Ok, before we begin, there are MASSIVE SPOILERS in here if you haven’t seen Batman V Superman yet, ok?
You’ve been warned…
Before I went in to see Batman V Superman (I was very underwhelmed by much of it and also adored some of it in case you’re wondering) I learned a piece of information that really knocked me off-centre for my viewing.
Do you remember Burton’s ’89 movie? And how the fact that Batman was a killer annoyed people? Well, as much as I love that movie and would say it was the movie that cemented me in the Nerdy foundation I find myself in now, it annoys me to this day that he’s bowing people up and dropping them down cathedral spires.
Nolan’s Dark Knight series established that he would never kill (although with Ra’s Al Ghul he didn’t feel obliged to save him either) in the confines of that world.
Bruce Wayne in the comics took a vow before putting on the suit that, no matter what, he would not become a killer.
But in Batman V Superman he is a cold-blooded and vicious killer (I loved how dark and dangerous he was but man, the killing is a major disregard of what makes him Batman in my eyes).
Talking to Hey U Guys, director Zack Snyder explained why this was the case (the full video is below): “I tried to do it in a technical way. There’s a great YouTube video that shows all the kills in the Christopher Nolan movies even though we would perceive them as movies where he doesn’t kill anyone. I think there’s 42 potential kills that Batman does! Also, it goes back and includes even the Tim Burton Batman movies where this reputation as a guy that doesn’t kill comes from [Ed’s note – no it doesn’t].
“So, I tried to do it by proxy.
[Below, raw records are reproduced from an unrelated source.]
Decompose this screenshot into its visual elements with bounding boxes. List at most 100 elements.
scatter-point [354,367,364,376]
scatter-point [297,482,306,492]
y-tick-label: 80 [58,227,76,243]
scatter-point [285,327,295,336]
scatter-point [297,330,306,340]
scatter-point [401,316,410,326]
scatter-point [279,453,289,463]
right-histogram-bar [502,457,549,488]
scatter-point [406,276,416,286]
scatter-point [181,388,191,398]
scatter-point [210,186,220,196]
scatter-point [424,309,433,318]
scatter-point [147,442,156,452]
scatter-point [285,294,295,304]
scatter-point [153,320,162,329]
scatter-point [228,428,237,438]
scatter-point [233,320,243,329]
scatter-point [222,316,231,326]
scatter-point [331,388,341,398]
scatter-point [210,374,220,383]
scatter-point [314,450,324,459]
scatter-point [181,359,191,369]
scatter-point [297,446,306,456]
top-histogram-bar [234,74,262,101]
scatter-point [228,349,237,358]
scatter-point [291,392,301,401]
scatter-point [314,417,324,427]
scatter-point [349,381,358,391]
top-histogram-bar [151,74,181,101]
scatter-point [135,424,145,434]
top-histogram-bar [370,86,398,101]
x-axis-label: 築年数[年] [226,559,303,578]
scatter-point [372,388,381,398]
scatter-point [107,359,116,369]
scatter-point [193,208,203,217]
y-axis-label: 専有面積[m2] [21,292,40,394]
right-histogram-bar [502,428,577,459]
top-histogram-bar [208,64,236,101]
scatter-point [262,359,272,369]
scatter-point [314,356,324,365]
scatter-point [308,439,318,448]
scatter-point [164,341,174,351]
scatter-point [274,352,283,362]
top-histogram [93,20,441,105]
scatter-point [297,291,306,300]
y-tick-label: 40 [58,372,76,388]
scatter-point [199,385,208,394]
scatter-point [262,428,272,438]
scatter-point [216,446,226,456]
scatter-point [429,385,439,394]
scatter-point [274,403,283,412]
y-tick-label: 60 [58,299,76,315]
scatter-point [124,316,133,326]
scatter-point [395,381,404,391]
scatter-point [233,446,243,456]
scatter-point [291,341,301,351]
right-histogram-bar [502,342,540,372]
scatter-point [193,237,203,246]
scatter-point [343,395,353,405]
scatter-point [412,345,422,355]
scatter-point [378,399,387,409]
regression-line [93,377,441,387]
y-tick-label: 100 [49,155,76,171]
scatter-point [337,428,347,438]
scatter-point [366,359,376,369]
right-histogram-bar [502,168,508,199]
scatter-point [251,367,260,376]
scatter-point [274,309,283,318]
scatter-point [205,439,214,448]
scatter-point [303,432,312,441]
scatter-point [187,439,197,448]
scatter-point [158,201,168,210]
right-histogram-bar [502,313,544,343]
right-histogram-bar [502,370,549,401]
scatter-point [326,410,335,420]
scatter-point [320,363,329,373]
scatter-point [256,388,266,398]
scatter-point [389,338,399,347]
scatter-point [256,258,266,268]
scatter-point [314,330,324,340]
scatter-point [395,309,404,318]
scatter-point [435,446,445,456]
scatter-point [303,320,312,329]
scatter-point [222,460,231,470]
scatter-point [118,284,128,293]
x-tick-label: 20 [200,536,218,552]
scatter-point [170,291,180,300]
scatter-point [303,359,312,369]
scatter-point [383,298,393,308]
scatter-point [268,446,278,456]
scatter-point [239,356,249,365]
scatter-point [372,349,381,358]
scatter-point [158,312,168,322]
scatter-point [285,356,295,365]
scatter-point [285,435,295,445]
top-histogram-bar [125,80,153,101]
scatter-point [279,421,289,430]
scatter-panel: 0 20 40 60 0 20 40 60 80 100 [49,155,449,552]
Shoot the car they’re in, the car blows up or the grenade would go off in the guy’s hand or when he shoots the tank and the guy pretty much lights the tank [himself]. I perceive it as him not killing directly, but if the bad guys are associated with a thing that happens to blow up, he would say that that’s not really his problem.
A little more like manslaughter than murder, although I would say that in the Frank Miller comic book that I reference, he kills all the time. There’s a scene from the graphic novel where he busts through a wall, takes the guy’s machine gun…I took that little vignette from a scene in The Dark Knight Returns, and at the end of that, he shoots the guy right between the eyes with the machine gun. One shot. Of course, I went to the gas tank, and all of the guys I work with were like, ‘You’ve gotta shoot him in the head’ because they’re all comic book dorks, and I was like, ‘I’m not gonna be the guy that does that!’”
Honestly, we think that’s nonsense – sorry Zack – just say your Batman is a killer now, we don’t have to like it but don’t try to say that if he shoots a car and it blows up killing the bad guys, it’s directly murder.
Am I wrong? Let us know…
It seems Snyder is dealing in degrees of greyness, similar to how Batman in Batman Begins was unwilling to kill, but was just fine with leaving Ra’s al Ghul to die.